JAKARTA – Yayasan Lembaga Bantuan Hukum Indonesia (YLBHI) mengecam pelaporan terhadap anggota masyarakat sipil yang melakukan aksi protes saat rapat tertutup pembahasan RUU TNI di Hotel Fairmont, Jakarta, pada Sabtu (15/3/2025).
Ketua YLBHI, Muhammad Isnur, menilai laporan tersebut sebagai bentuk pembungkaman terhadap suara kritis masyarakat yang menolak revisi Undang-Undang Nomor 34 Tahun 2004 tentang Tentara Nasional Indonesia (UU TNI).
“Kami melihat bahwa laporan tersebut merupakan upaya untuk membungkam kritik masyarakat terhadap revisi UU TNI,” ujar Isnur kepada wartawan, Senin (17/3/2025).
Ia menegaskan laporan kepolisian terhadap koalisi masyarakat sipil tidak memiliki dasar hukum yang kuat dan seharusnya tidak diproses lebih lanjut. Namun, ia menyayangkan respons cepat kepolisian dalam menindaklanjuti laporan tersebut.
“Ironisnya, laporan ini, yang jelas merupakan bagian dari SLAPP (Strategic Lawsuit Against Public Participation), justru segera ditindaklanjuti oleh pihak kepolisian,” kata Isnur.
Ia juga mengungkapkan Polda Metro Jaya telah mengeluarkan panggilan klarifikasi terhadap Komisi untuk Orang Hilang dan Korban Tindak Kekerasan (KontraS).
“Kontras baru saja menerima panggilan klarifikasi dari Polda Metro Jaya untuk malam ini. Panggilan ini, jika merujuk pada KUHAP, tidak sah dan tidak sepatutnya dilakukan,” jelasnya.

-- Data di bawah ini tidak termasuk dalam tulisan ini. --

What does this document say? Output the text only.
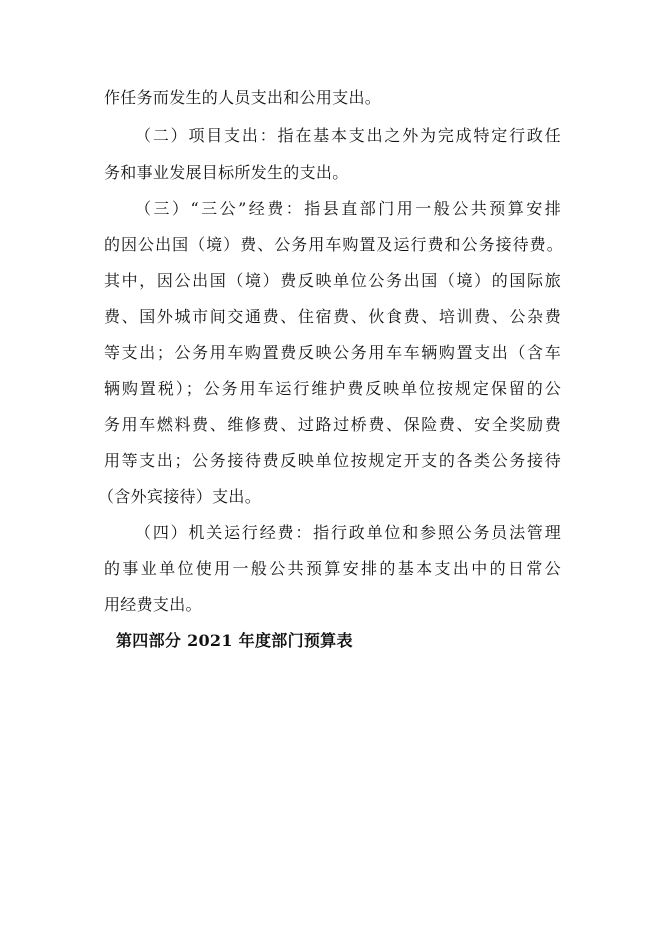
作任务而发生的人员支出和公用支出。
（二）项目支出：指在基本支出之外为完成特定行政任
务和事业发展目标所发生的支出。
（三）“三公”经费：指县直部门用一般公共预算安排
的因公出国（境）费、公务用车购置及运行费和公务接待费。
其中，因公出国（境）费反映单位公务出国（境）的国际旅
费、国外城市间交通费、住宿费、伙食费、培训费、公杂费
等支出；公务用车购置费反映公务用车车辆购置支出（含车
辆购置税）；公务用车运行维护费反映单位按规定保留的公
务用车燃料费、维修费、过路过桥费、保险费、安全奖励费
用等支出；公务接待费反映单位按规定开支的各类公务接待
（含外宾接待）支出。
（四）机关运行经费：指行政单位和参照公务员法管理
的事业单位使用一般公共预算安排的基本支出中的日常公
用经费支出。
第四部分 2021 年度部门预算表
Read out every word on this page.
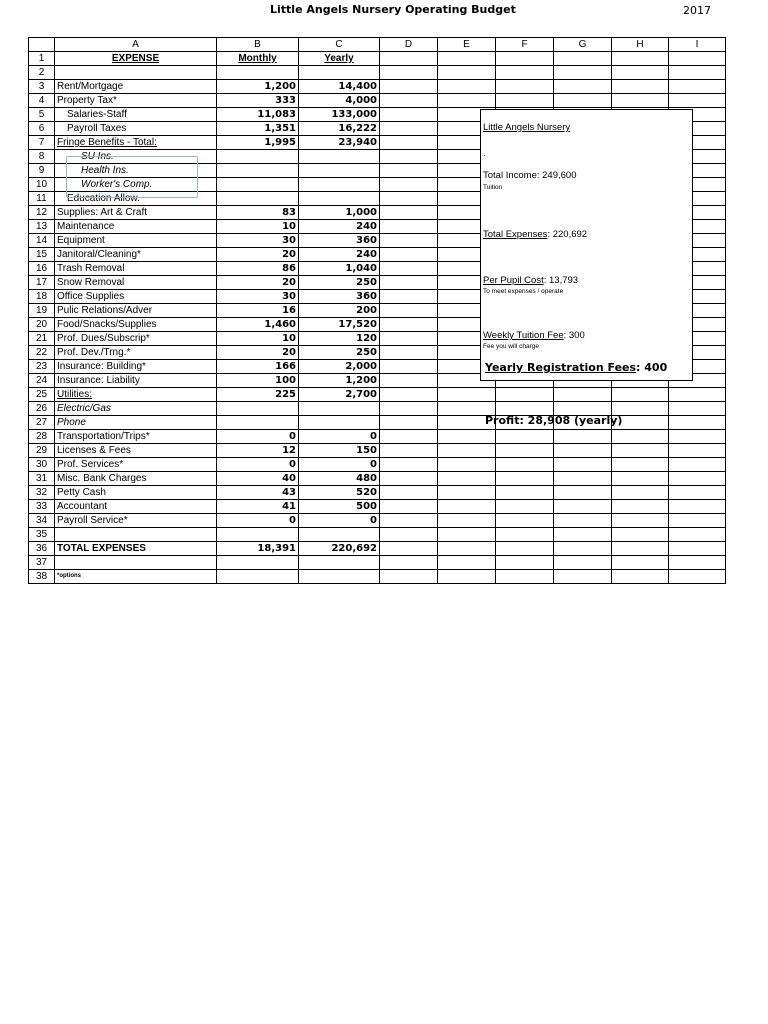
Little Angels Nursery Operating Budget	2017
	A	B	C	D	E	F	G	H	I
1	EXPENSE	Monthly	Yearly						
2									
3	Rent/Mortgage	1,200	14,400						
4	Property Tax*	333	4,000						
5	Salaries-Staff	11,083	133,000						
6	Payroll Taxes	1,351	16,222						
7	Fringe Benefits - Total:	1,995	23,940						
8	SU Ins.								
9	Health Ins.								
10	Worker's Comp.								
11	Education Allow.								
12	Supplies: Art & Craft	83	1,000						
13	Maintenance	10	240						
14	Equipment	30	360						
15	Janitoral/Cleaning*	20	240						
16	Trash Removal	86	1,040						
17	Snow Removal	20	250						
18	Office Supplies	30	360						
19	Pulic Relations/Adver	16	200						
20	Food/Snacks/Supplies	1,460	17,520						
21	Prof. Dues/Subscrip*	10	120						
22	Prof. Dev./Trng.*	20	250						
23	Insurance: Building*	166	2,000						
24	Insurance: Liability	100	1,200						
25	Utilities:	225	2,700						
26	Electric/Gas								
27	Phone								
28	Transportation/Trips*	0	0						
29	Licenses & Fees	12	150						
30	Prof. Services*	0	0						
31	Misc. Bank Charges	40	480						
32	Petty Cash	43	520						
33	Accountant	41	500						
34	Payroll Service*	0	0						
35									
36	TOTAL EXPENSES	18,391	220,692						
37									
38	*options								
Little Angels Nursery
.
Total Income: 249,600
Tuition
Total Expenses: 220,692
Per Pupil Cost: 13,793
To meet expenses / operate
Weekly Tuition Fee: 300
Fee you will charge
Yearly Registration Fees: 400
Profit: 28,908 (yearly)
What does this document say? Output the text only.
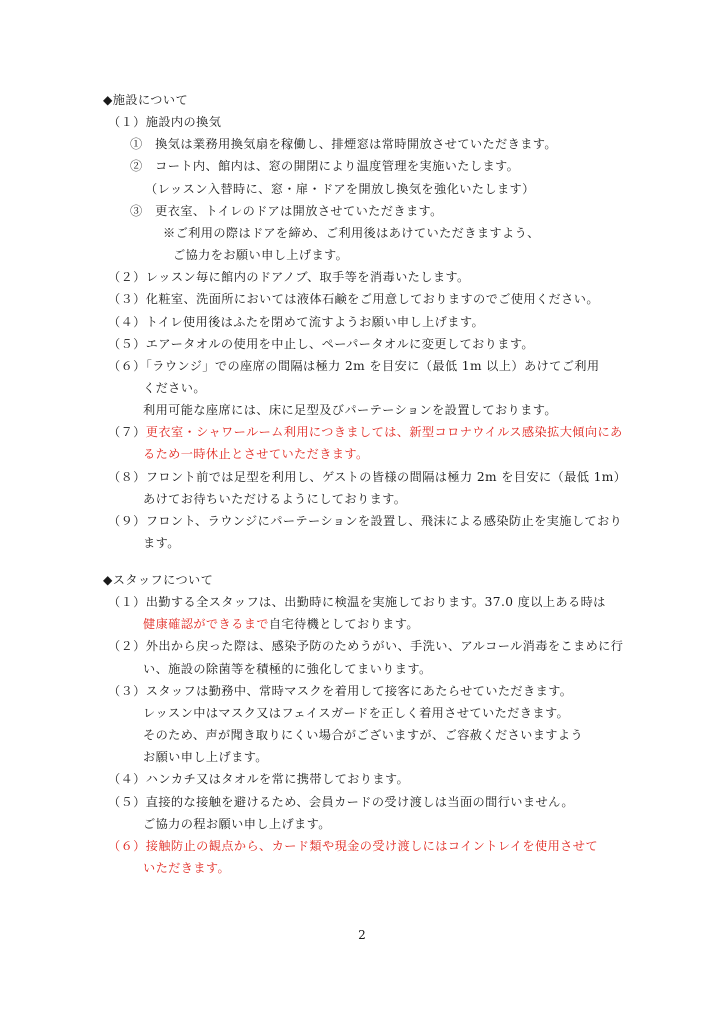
◆施設について
（１）施設内の換気
①　換気は業務用換気扇を稼働し、排煙窓は常時開放させていただきます。
②　コート内、館内は、窓の開閉により温度管理を実施いたします。
（レッスン入替時に、窓・扉・ドアを開放し換気を強化いたします）
③　更衣室、トイレのドアは開放させていただきます。
※ご利用の際はドアを締め、ご利用後はあけていただきますよう、
ご協力をお願い申し上げます。
（２）レッスン毎に館内のドアノブ、取手等を消毒いたします。
（３）化粧室、洗面所においては液体石鹸をご用意しておりますのでご使用ください。
（４）トイレ使用後はふたを閉めて流すようお願い申し上げます。
（５）エアータオルの使用を中止し、ペーパータオルに変更しております。
（６）「ラウンジ」での座席の間隔は極力 2m を目安に（最低 1m 以上）あけてご利用
ください。
利用可能な座席には、床に足型及びパーテーションを設置しております。
（７）更衣室・シャワールーム利用につきましては、新型コロナウイルス感染拡大傾向にあ
るため一時休止とさせていただきます。
（８）フロント前では足型を利用し、ゲストの皆様の間隔は極力 2m を目安に（最低 1m）
あけてお待ちいただけるようにしております。
（９）フロント、ラウンジにパーテーションを設置し、飛沫による感染防止を実施しており
ます。
◆スタッフについて
（１）出勤する全スタッフは、出勤時に検温を実施しております。37.0 度以上ある時は
健康確認ができるまで自宅待機としております。
（２）外出から戻った際は、感染予防のためうがい、手洗い、アルコール消毒をこまめに行
い、施設の除菌等を積極的に強化してまいります。
（３）スタッフは勤務中、常時マスクを着用して接客にあたらせていただきます。
レッスン中はマスク又はフェイスガードを正しく着用させていただきます。
そのため、声が聞き取りにくい場合がございますが、ご容赦くださいますよう
お願い申し上げます。
（４）ハンカチ又はタオルを常に携帯しております。
（５）直接的な接触を避けるため、会員カードの受け渡しは当面の間行いません。
ご協力の程お願い申し上げます。
（６）接触防止の観点から、カード類や現金の受け渡しにはコイントレイを使用させて
いただきます。
2
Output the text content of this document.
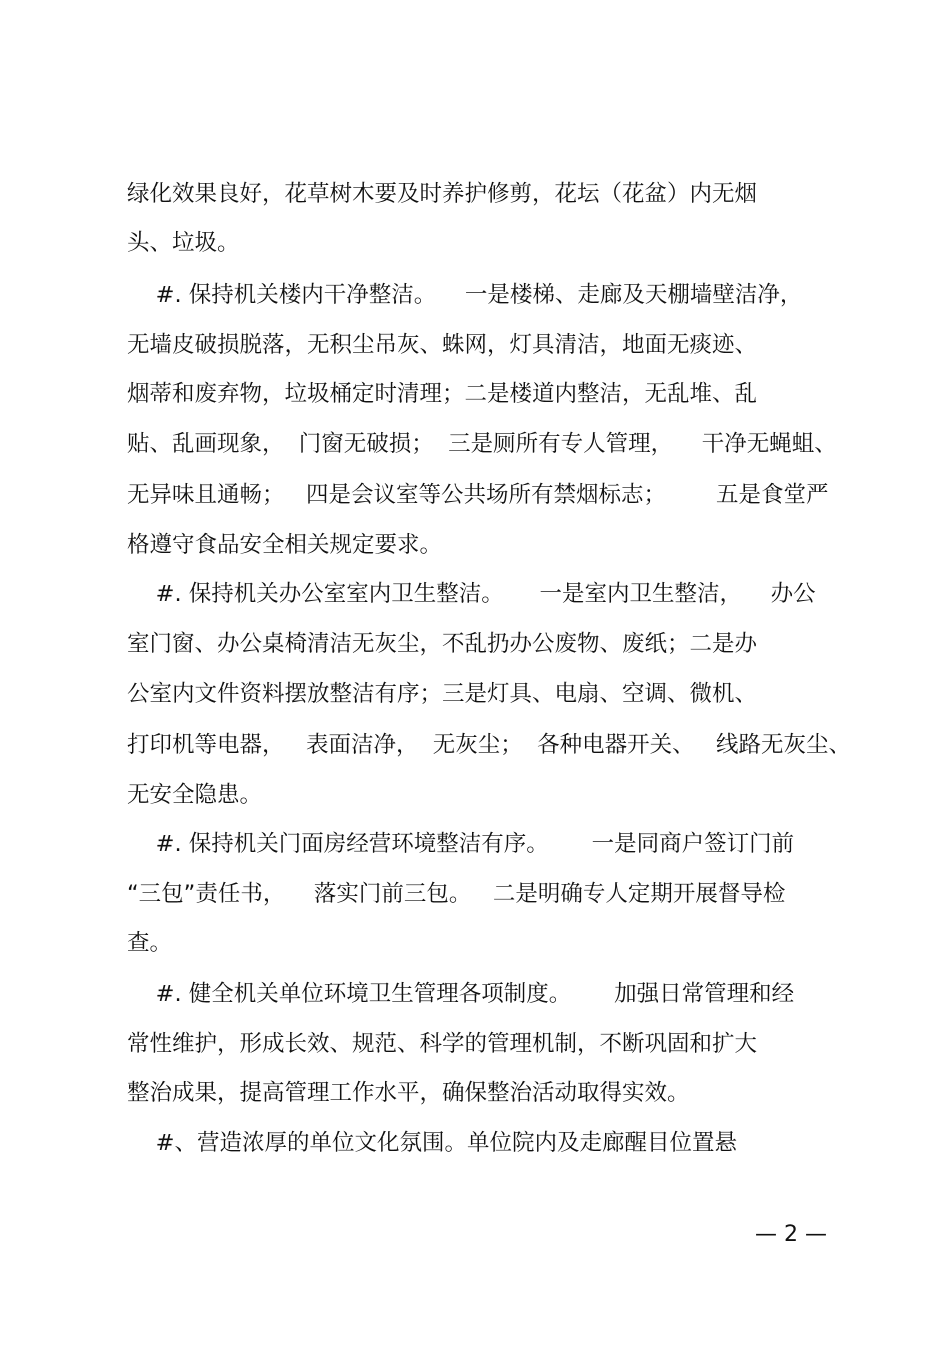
绿化效果良好，花草树木要及时养护修剪，花坛（花盆）内无烟
头、垃圾。
#. 保持机关楼内干净整洁。    一是楼梯、走廊及天棚墙壁洁净，
无墙皮破损脱落，无积尘吊灰、蛛网，灯具清洁，地面无痰迹、
烟蒂和废弃物，垃圾桶定时清理；二是楼道内整洁，无乱堆、乱
贴、乱画现象，  门窗无破损；  三是厕所有专人管理，    干净无蝇蛆、
无异味且通畅；   四是会议室等公共场所有禁烟标志；       五是食堂严
格遵守食品安全相关规定要求。
#. 保持机关办公室室内卫生整洁。     一是室内卫生整洁，    办公
室门窗、办公桌椅清洁无灰尘，不乱扔办公废物、废纸；二是办
公室内文件资料摆放整洁有序；三是灯具、电扇、空调、微机、
打印机等电器，   表面洁净，  无灰尘；  各种电器开关、   线路无灰尘、
无安全隐患。
#. 保持机关门面房经营环境整洁有序。      一是同商户签订门前
“三包”责任书，    落实门前三包。   二是明确专人定期开展督导检
查。
#. 健全机关单位环境卫生管理各项制度。      加强日常管理和经
常性维护，形成长效、规范、科学的管理机制，不断巩固和扩大
整治成果，提高管理工作水平，确保整治活动取得实效。
#、营造浓厚的单位文化氛围。单位院内及走廊醒目位置悬
— 2 —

Isnur menilai proses revisi UU TNI yang tengah berlangsung di DPR dan pemerintah lebih banyak merugikan rakyat.
Ia menyoroti bahwa revisi tersebut berpotensi menghidupkan kembali konsep dwifungsi ABRI, yang bisa membahayakan masyarakat.
Lebih lanjut, Isnur mengkritik jalannya pembahasan yang dinilai tidak transparan dan tidak demokratis. “Kenapa justru rakyat yang menyampaikan kritik dan protes terhadap revisi ini malah diancam dengan laporan pidana?” tanyanya.
Isnur menduga bahwa laporan yang diajukan oleh pihak keamanan Hotel Fairmont Jakarta merupakan bagian dari upaya kriminalisasi dan pembungkaman terhadap kebebasan berekspresi.
“Terlebih, laporan ini muncul setelah aksi protes masyarakat sipil yang menginterupsi rapat tertutup antara Panja DPR RI dan pemerintah terkait RUU TNI, yang diduga berupaya menghidupkan kembali praktik dwifungsi ABRI,” ujarnya.
Ia juga menilai bahwa pasal-pasal yang digunakan dalam laporan tersebut tidak relevan dengan fakta yang terjadi di lapangan.
Diketahui, dalam sebuah rekaman video yang beredar, tiga aktivis dari Koalisi Masyarakat Sipil untuk Sektor Keamanan menyampaikan kritik mereka secara damai terhadap proses revisi UU TNI yang dinilai dilakukan secara tertutup oleh DPR dan pemerintah.
Isnur menegaskan bahwa pembahasan RUU ini melanggar aturan pembentukan undang-undang yang seharusnya dilakukan secara transparan dan melibatkan partisipasi publik.
“Laporan terhadap aktivis yang menyampaikan kritik ini tidak memiliki dasar hukum yang jelas. Konstitusi menjamin hak warga negara untuk mengawasi, mengkritik, dan mengingatkan wakil rakyat. Oleh karena itu, laporan ini bertentangan dengan prinsip demokrasi,” tambahnya.
Sebelumnya, tiga aktivis dari koalisi masyarakat sipil memasuki ruang rapat pembahasan RUU TNI di Hotel Fairmont. Mereka kemudian dihalangi dan didorong keluar oleh seseorang yang diduga merupakan bagian dari protokoler.
Tak lama setelah insiden tersebut, Wakil Koordinator Bidang Eksternal KontraS, Andrie Yunus, mengaku mengalami intimidasi dari seseorang berpostur tegap yang tidak dikenal. Aksi teror itu terjadi di Kantor KontraS beberapa jam setelah insiden penggerudukan di Hotel Fairmont.